If you spend time outside, especially in the morning, you've probably seen spider webs in your grass or shrubs. These unique webs are built by grass spiders, also identified as funnel web spiders, which closely resemble wolf spiders. Wolf spiders, however, don't build webs. Grass spiders greatly depend on their webs for food and protection.
Webs in grass and bushes are made by tiny brown or grey grass spiders. Females typically measure 10 to 20mm, while males measure 9 to 18mm long. These spiders have light and dark stripes near the head. Their spinerettes, or web silk organs, are slightly less than an inch long.
Grass spiders will also build their webs in other low places such as around steps, home foundations and in forest debris such as leaves and sticks. Their webs are easy to find when dew settles on them in the morning. Their webs are designed with a funnel shape, and a narrow tunnel is built through the web that the spider hides in. When the spider feels vibrations, it runs to the entrance to see if bugs fell into its web. Since the webs aren't sticky, the spiders rely on their speed to catch unassuming prey.
Unlike other spiders, grass spiders are not harmful to humans, although they will bite when they are threatened.
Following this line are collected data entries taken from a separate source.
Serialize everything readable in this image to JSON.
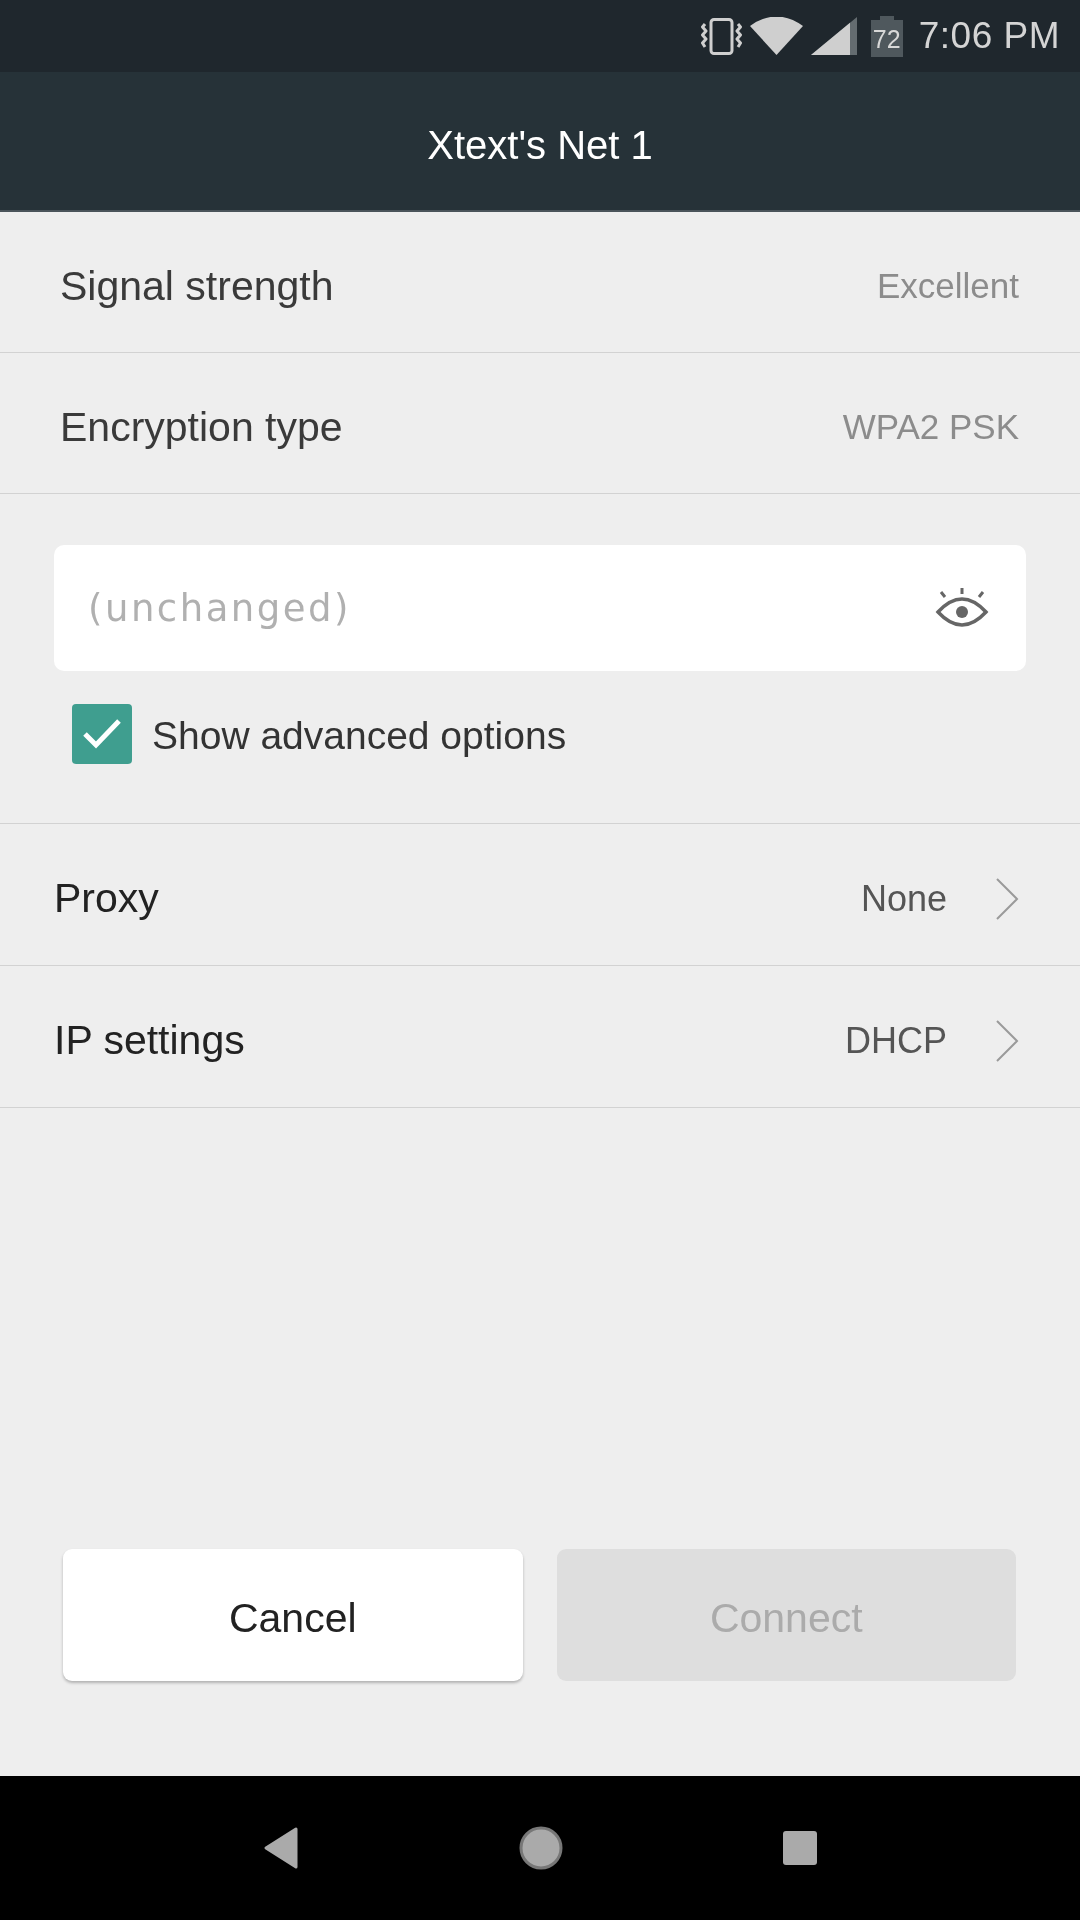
{
  "status_bar": {
    "battery": "72",
    "time": "7:06 PM"
  },
  "title": "Xtext's Net 1",
  "info_rows": [
    {
      "label": "Signal strength",
      "value": "Excellent"
    },
    {
      "label": "Encryption type",
      "value": "WPA2 PSK"
    }
  ],
  "password_field": {
    "placeholder": "(unchanged)"
  },
  "advanced_checkbox": {
    "label": "Show advanced options",
    "checked": true
  },
  "settings_rows": [
    {
      "label": "Proxy",
      "value": "None"
    },
    {
      "label": "IP settings",
      "value": "DHCP"
    }
  ],
  "buttons": [
    {
      "label": "Cancel",
      "disabled": false
    },
    {
      "label": "Connect",
      "disabled": true
    }
  ]
}
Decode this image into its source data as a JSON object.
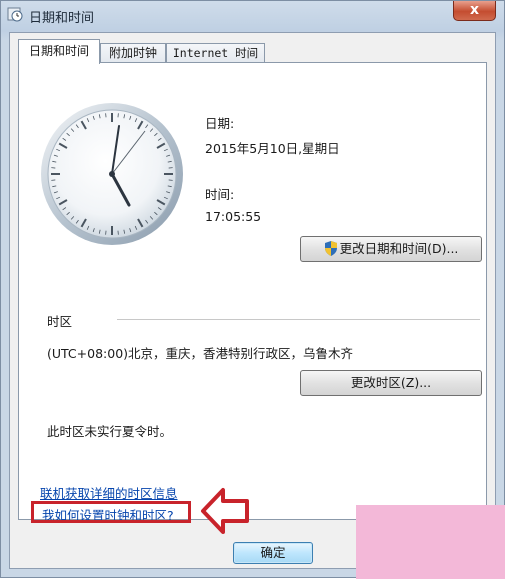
{
  "window": {
    "title": "日期和时间",
    "close_label": "x"
  },
  "tabs": [
    {
      "label": "日期和时间",
      "active": true
    },
    {
      "label": "附加时钟",
      "active": false
    },
    {
      "label": "Internet 时间",
      "active": false
    }
  ],
  "datetime": {
    "date_label": "日期:",
    "date_value": "2015年5月10日,星期日",
    "time_label": "时间:",
    "time_value": "17:05:55",
    "change_button": "更改日期和时间(D)..."
  },
  "timezone": {
    "section_label": "时区",
    "value": "(UTC+08:00)北京，重庆，香港特别行政区，乌鲁木齐",
    "change_button": "更改时区(Z)...",
    "dst_note": "此时区未实行夏令时。"
  },
  "links": {
    "online_info": "联机获取详细的时区信息",
    "how_to": "我如何设置时钟和时区?"
  },
  "footer": {
    "ok_button": "确定"
  },
  "colors": {
    "highlight": "#c8232b",
    "link": "#0645ad",
    "overlay": "#f3b8d8"
  },
  "icons": [
    "app-clock-icon",
    "close-icon",
    "uac-shield-icon",
    "analog-clock",
    "red-arrow-icon"
  ]
}
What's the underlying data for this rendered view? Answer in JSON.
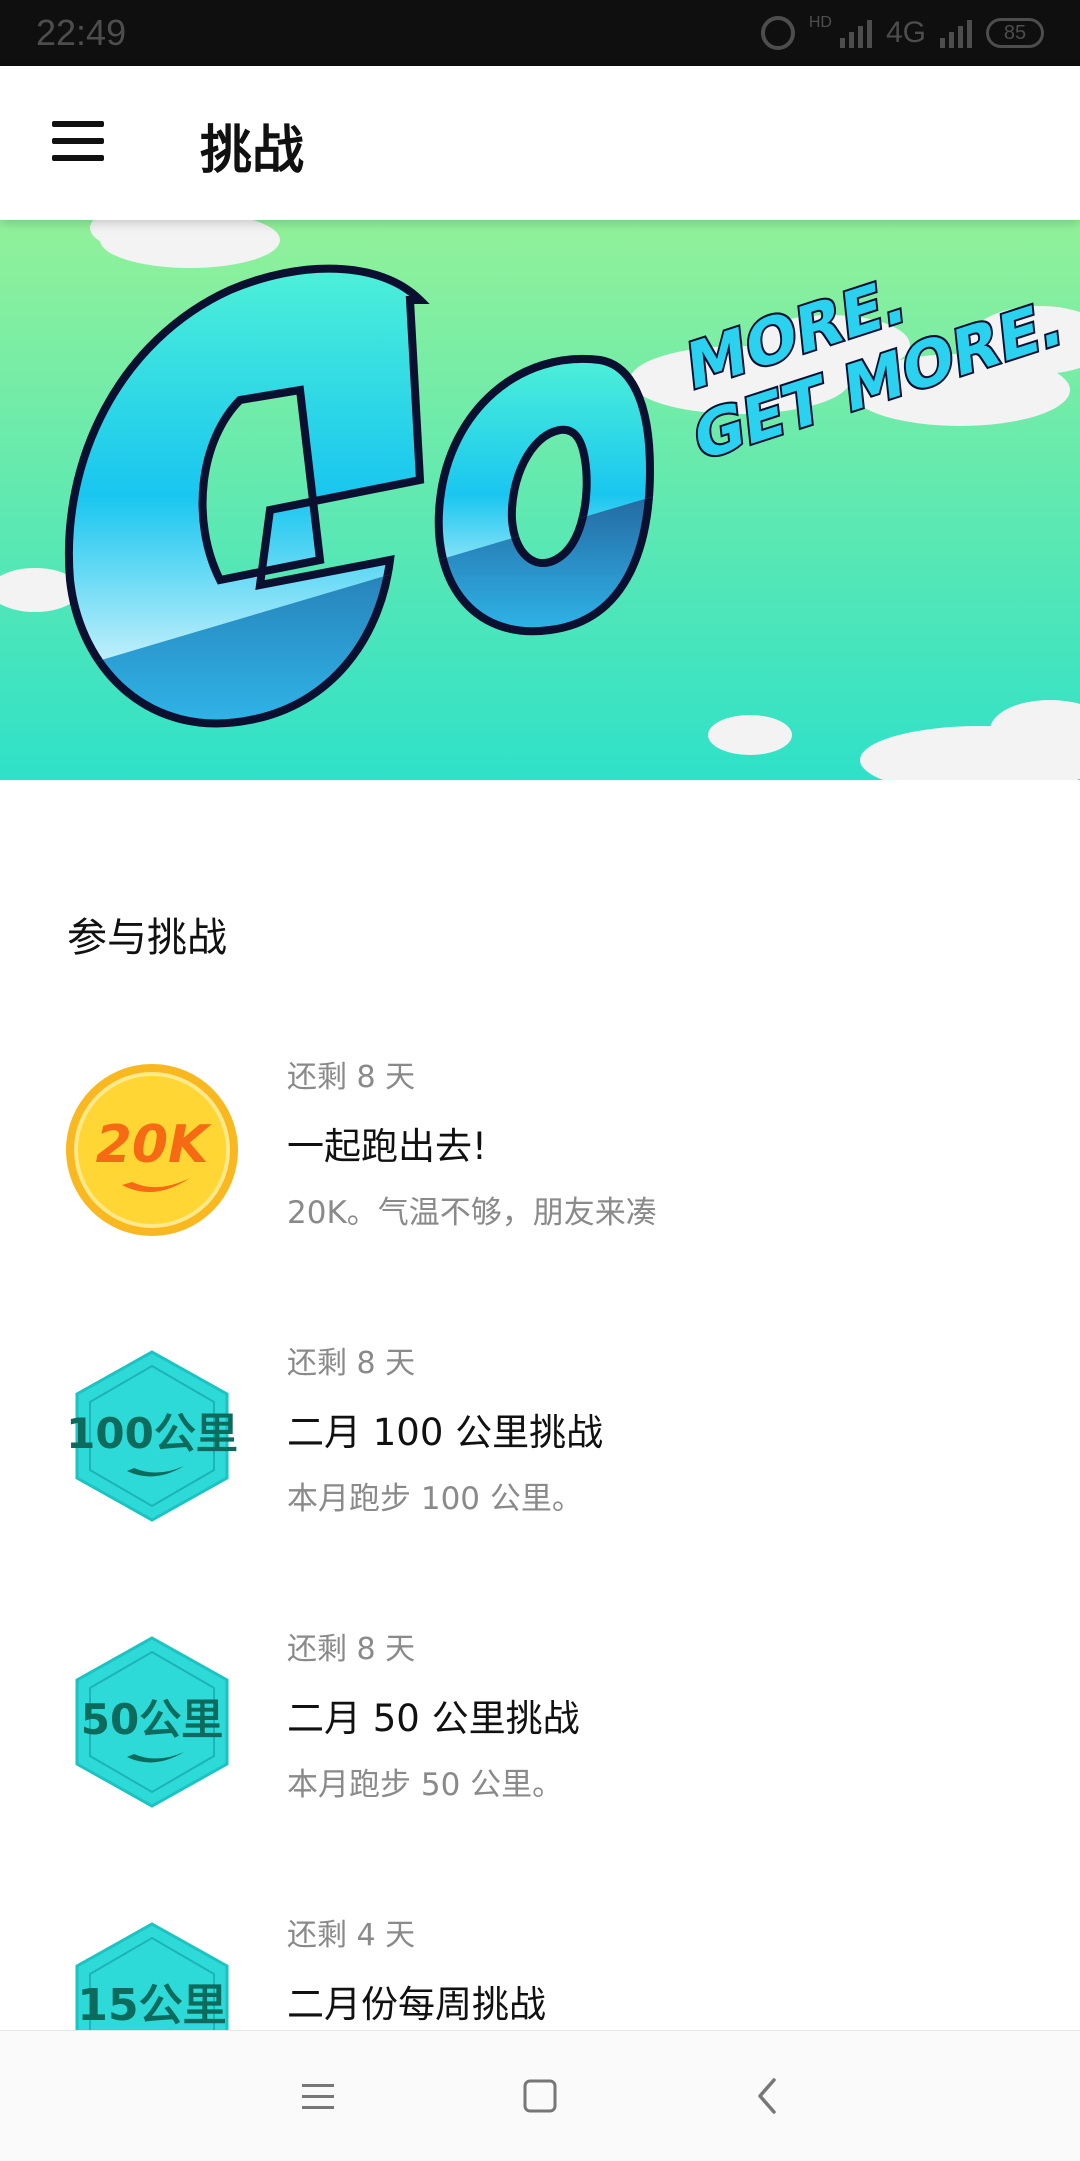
{
  "status_bar": {
    "time": "22:49",
    "hd": "HD",
    "network": "4G",
    "battery": "85"
  },
  "app_bar": {
    "title": "挑战",
    "menu_icon": "hamburger-menu-icon"
  },
  "banner": {
    "headline": "GO",
    "tagline_line1": "MORE.",
    "tagline_line2": "GET MORE.",
    "colors": {
      "sky_top": "#8ff0a0",
      "sky_bottom": "#33e2c6",
      "accent": "#1e2a78"
    }
  },
  "section": {
    "title": "参与挑战"
  },
  "challenges": [
    {
      "badge_text": "20K",
      "badge_shape": "coin",
      "remaining": "还剩 8 天",
      "title": "一起跑出去!",
      "description": "20K。气温不够，朋友来凑"
    },
    {
      "badge_text": "100公里",
      "badge_shape": "hexagon",
      "remaining": "还剩 8 天",
      "title": "二月 100 公里挑战",
      "description": "本月跑步 100 公里。"
    },
    {
      "badge_text": "50公里",
      "badge_shape": "hexagon",
      "remaining": "还剩 8 天",
      "title": "二月 50 公里挑战",
      "description": "本月跑步 50 公里。"
    },
    {
      "badge_text": "15公里",
      "badge_shape": "hexagon",
      "remaining": "还剩 4 天",
      "title": "二月份每周挑战",
      "description": ""
    }
  ],
  "nav_bar": {
    "menu_icon": "recent-apps-icon",
    "home_icon": "home-square-icon",
    "back_icon": "back-chevron-icon"
  }
}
Following a bite from a grass spider, you may experience redness, itching and swelling. Grass spiders build their webs for shelter and to catch food, rarely creeping into your home.
There are several ways to control the number of grass spiders on your property. Remove all yard debris to deter them from building webs and keep up with yard maintenance. Regularly mow your lawn to keep the grass short. Trim shrubs and take down any nests you find. Refrain from using outdoor lighting to prevent bugs from flying near your home, which attracts preying spiders.